Santandrea piegò la testa da un lato e dall’altro per scrocchiare le cervicali. Sembrava un giraffone esausto.

«Fammi fare mente locale. Non ho buone carte da mettere in tavola. Abbiamo terminato di vedere i personaggi del club degli smutandati. Fanno parte del giro una decina di componenti, più o meno presenti nelle fotografie a nostra disposizione. Una coppia di commercialisti milanesi, una della provincia di Torino e una coppia di Pavia; questi ultimi sono musicisti, professori d’orchestra. Hanno tutti un alibi abbastanza credibile. Entro domani dovremmo finire i controlli. Ne mancherebbero un paio che stiamo cercando. Quelli di Milano sono tra i partecipanti della prima ora, gente sulla quarantina; dicono che il nucleo vero e proprio fosse composto da Jolanda, che era un po’ il riferimento del gruppo, Giardini e il notaio con la moglie. Secondo loro il notaio era innamorato di Jolanda e spesso c’erano piccole discussioni tra lui e la moglie, ma naturalmente non credono che la cosa sia degenerata tanto da passare all’omicidio. Hanno fatto riferimento a un altro soggetto che qualche tempo fa è stato messo ai margini, un tale di Montecarlo che ha lasciato la moglie a causa del gruppo.

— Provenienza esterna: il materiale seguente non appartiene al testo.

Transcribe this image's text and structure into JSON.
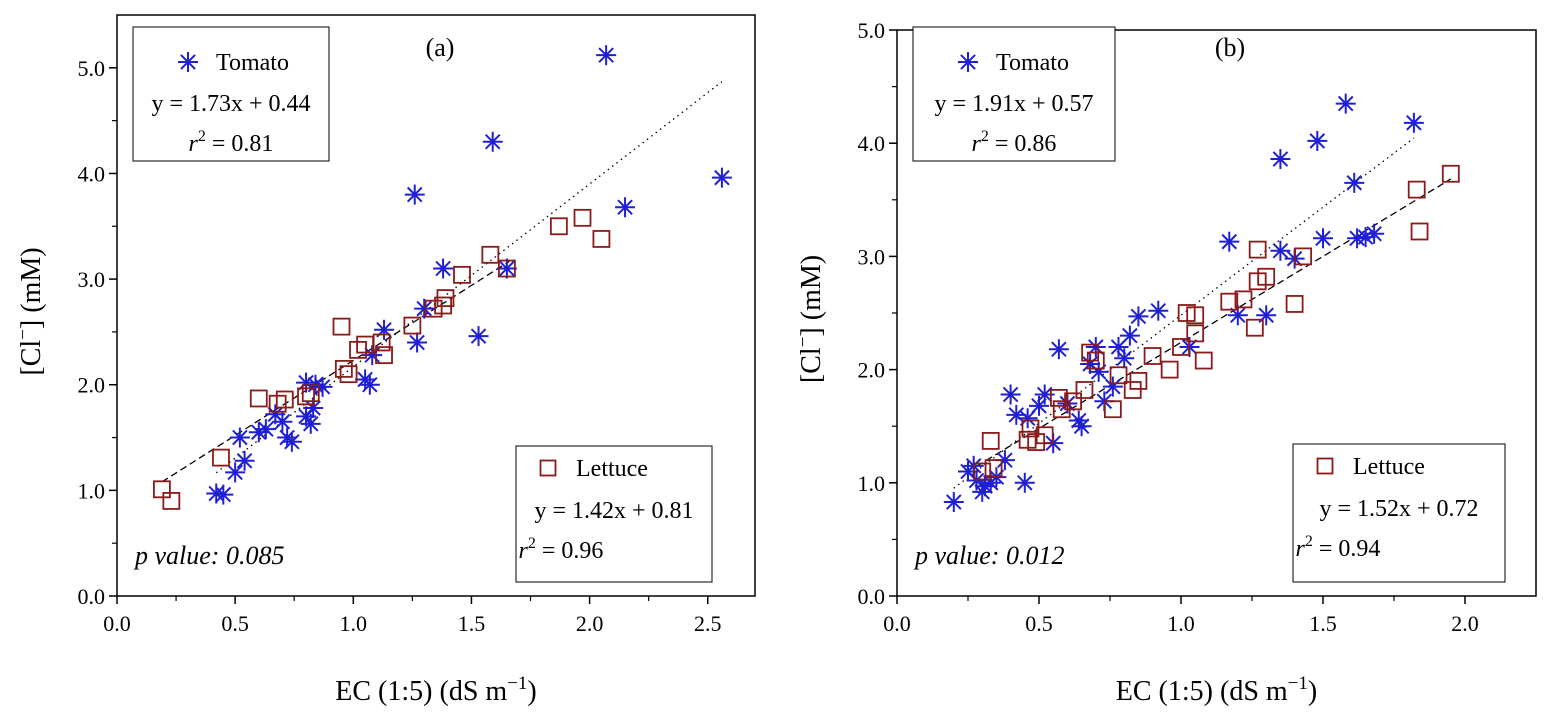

Aveva avuto una piccola passione per Vittoria, la moglie del notaio. Anche in questo caso niente liti o situazioni limite. Pensi sia il caso di vederlo?»

«Mmm, sa di perdita di tempo, lo teniamo di riserva. Altro?»

Santandrea si fermò al semaforo davanti allo Stadio Olimpico. Sbadigliò e riprese.

«Gargiulo ha terminato con i tabulati telefonici della Petrini. Direi che non aiutano molto. Le telefonate ricevute sono di gente ordinaria: una è di Giardini, l’altra, partita da un numero fisso alle 14.45, è del notaio. Le telefonate fatte dalla Petrini sono state controllate e non hanno nessun interesse per le indagini.»

«Secondo te cosa voleva il notaio?»

«Forse solo il permesso di passare per un saluto, oppure, come hai immaginato, una conferma per il triangolo amoroso con Francia.»

«Mmm.»

Santandrea fermò la macchina in piazza Santa Rita.

«Occhi spalancati su questo Marco Palazzi, forse è necessario più di un controllo.»

«Me l’ero già appuntato.»

«I lavori su don Riccardo?»

«Totò, che faina quando ti ci metti, fammi respirare! Non sei stanco? Vai da Assunta, mangia qualcosa, lasciami fare una doccia e prendere un panino; quando ci vediamo ti dico, va bene?»